Of course you can use food to recover, though it needs to be accessed within the 30 -minute window. It is difficult however to balance wraps, sandwiches etc. with enough protein to fully assist your recovery, as they take much longer to digest and usually contain some fat as well, which slows your digestion down and may delay the nutrients reaching your muscles. It is often also more difficult to stomach solid food after an intense race effort.

Types of Protein

The type of protein is also important, as it affects the rate of absorption. Egg and milk proteins will only be absorbed at 2.5-3g per hour. Many recovery products are formulated from whey protein. This is derived form milk but is much more rapidly absorbed at 8-10g per hour.

Whey protein also has a high leucine content. Leucine is an amino acid; the building blocks of proteins.
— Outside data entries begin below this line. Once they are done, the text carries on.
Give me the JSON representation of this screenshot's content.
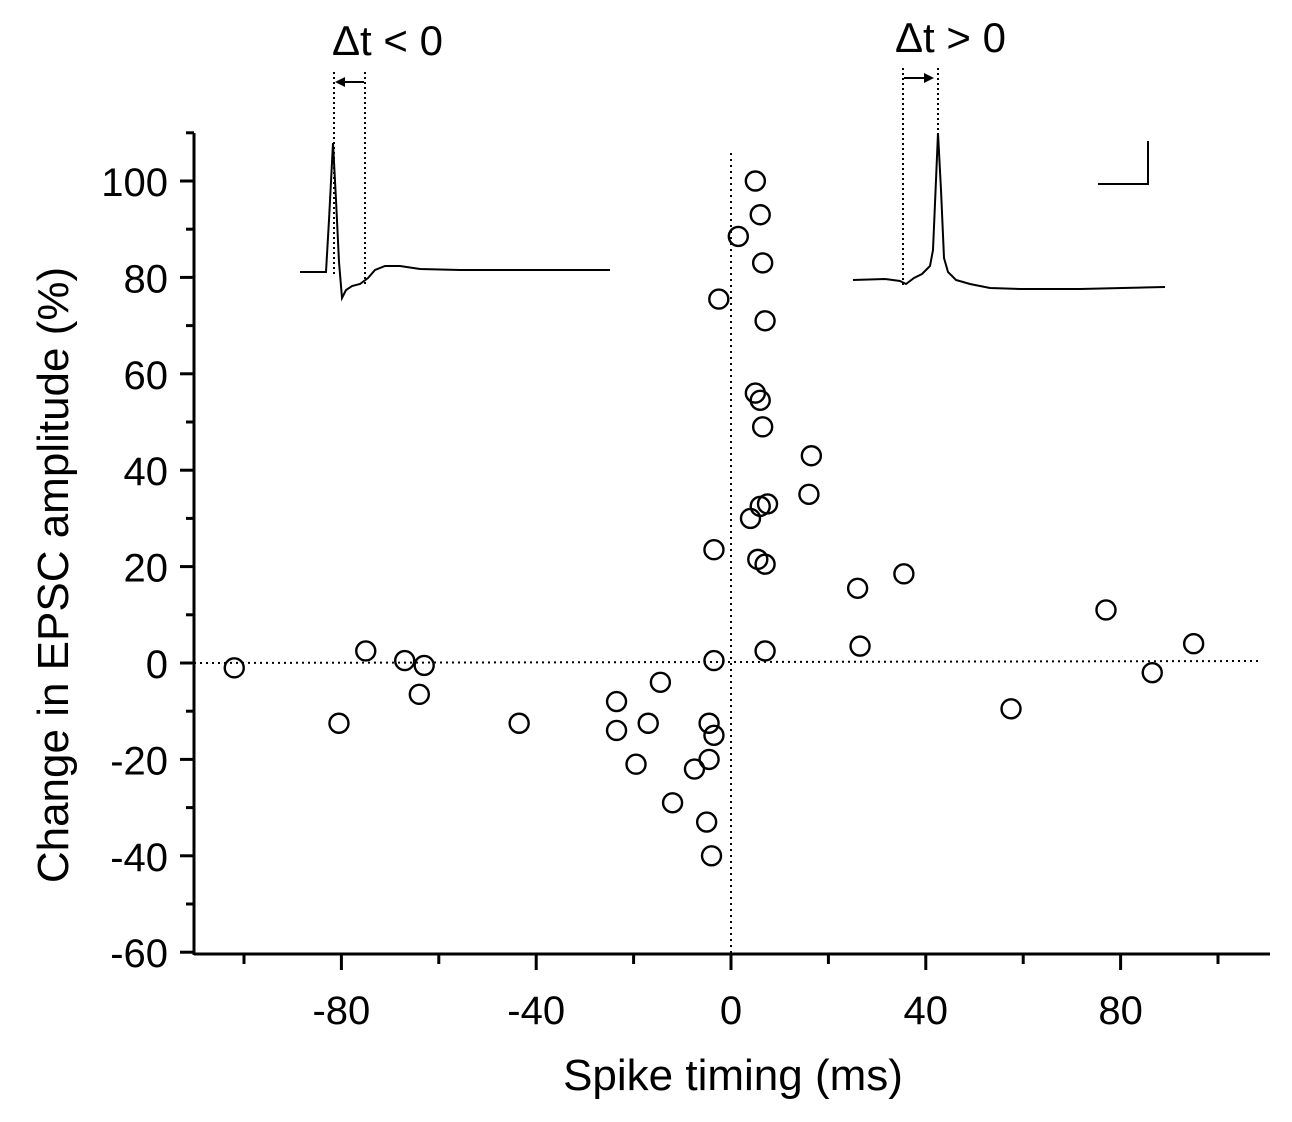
{
  "chart_data": {
    "type": "scatter",
    "xlabel": "Spike timing (ms)",
    "ylabel": "Change in EPSC amplitude (%)",
    "xlim": [
      -110,
      110
    ],
    "ylim": [
      -60,
      110
    ],
    "x_ticks": [
      -80,
      -40,
      0,
      40,
      80
    ],
    "y_ticks": [
      100,
      80,
      60,
      40,
      20,
      0,
      -20,
      -40,
      -60
    ],
    "grid": false,
    "reference_lines": {
      "x": 0,
      "y": 0,
      "style": "dotted"
    },
    "insets": [
      {
        "label": "Δt < 0",
        "description": "postsynaptic spike before EPSC"
      },
      {
        "label": "Δt > 0",
        "description": "EPSC before postsynaptic spike"
      }
    ],
    "points": [
      {
        "x": -102,
        "y": -1
      },
      {
        "x": -80.5,
        "y": -12.5
      },
      {
        "x": -75,
        "y": 2.5
      },
      {
        "x": -67,
        "y": 0.5
      },
      {
        "x": -63,
        "y": -0.5
      },
      {
        "x": -64,
        "y": -6.5
      },
      {
        "x": -43.5,
        "y": -12.5
      },
      {
        "x": -23.5,
        "y": -8
      },
      {
        "x": -23.5,
        "y": -14
      },
      {
        "x": -19.5,
        "y": -21
      },
      {
        "x": -17,
        "y": -12.5
      },
      {
        "x": -14.5,
        "y": -4
      },
      {
        "x": -12,
        "y": -29
      },
      {
        "x": -7.5,
        "y": -22
      },
      {
        "x": -5,
        "y": -33
      },
      {
        "x": -4.5,
        "y": -20
      },
      {
        "x": -4.5,
        "y": -12.5
      },
      {
        "x": -4,
        "y": -40
      },
      {
        "x": -3.5,
        "y": -15
      },
      {
        "x": -3.5,
        "y": 0.5
      },
      {
        "x": -3.5,
        "y": 23.5
      },
      {
        "x": -2.5,
        "y": 75.5
      },
      {
        "x": 1.5,
        "y": 88.5
      },
      {
        "x": 4,
        "y": 30
      },
      {
        "x": 5,
        "y": 100
      },
      {
        "x": 5,
        "y": 56
      },
      {
        "x": 5.5,
        "y": 21.5
      },
      {
        "x": 6,
        "y": 93
      },
      {
        "x": 6,
        "y": 54.5
      },
      {
        "x": 6,
        "y": 32.5
      },
      {
        "x": 6.5,
        "y": 83
      },
      {
        "x": 6.5,
        "y": 49
      },
      {
        "x": 7,
        "y": 71
      },
      {
        "x": 7,
        "y": 20.5
      },
      {
        "x": 7,
        "y": 2.5
      },
      {
        "x": 7.5,
        "y": 33
      },
      {
        "x": 16,
        "y": 35
      },
      {
        "x": 16.5,
        "y": 43
      },
      {
        "x": 26,
        "y": 15.5
      },
      {
        "x": 26.5,
        "y": 3.5
      },
      {
        "x": 35.5,
        "y": 18.5
      },
      {
        "x": 57.5,
        "y": -9.5
      },
      {
        "x": 77,
        "y": 11
      },
      {
        "x": 86.5,
        "y": -2
      },
      {
        "x": 95,
        "y": 4
      }
    ]
  }
}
As well as providing fuel for muscle protein rebuilding, leucine also stimulates the rate of muscle protein synthesis. This can help to further enhance your training adaptations in training and recovery from racing.

You can absorb 20-25g of protein in one serving, any extra will be excreted in your urine. For this reason you need to have around four 20-25g servings of protein throughout your normal day.

So whether you are training or racing, make sure you look after the three R's to get the most from your training and recover from racing strongly in sprint triathlon.

Emma Barraclough is a Sports Nutritionist at SiS. Qualified with a BSc. in Sport and Exercise Science and an IOC Diploma in Sports Nutrition, she has worked with Great Britain Ice Hockey since 2006 and provided nutritional consultancy support to athletes in a range of sports including running, triathlon and rugby.

She regularly represents Great Britain as an age group triathlete and has completed six Ironmans, placing 3rd in Ironman Wales in 2013 (AG 25-29). Alongside her work at SiS, Emma is currently completing an MSc. in Sports Nutrition and training for her seventh and eighth Ironmans.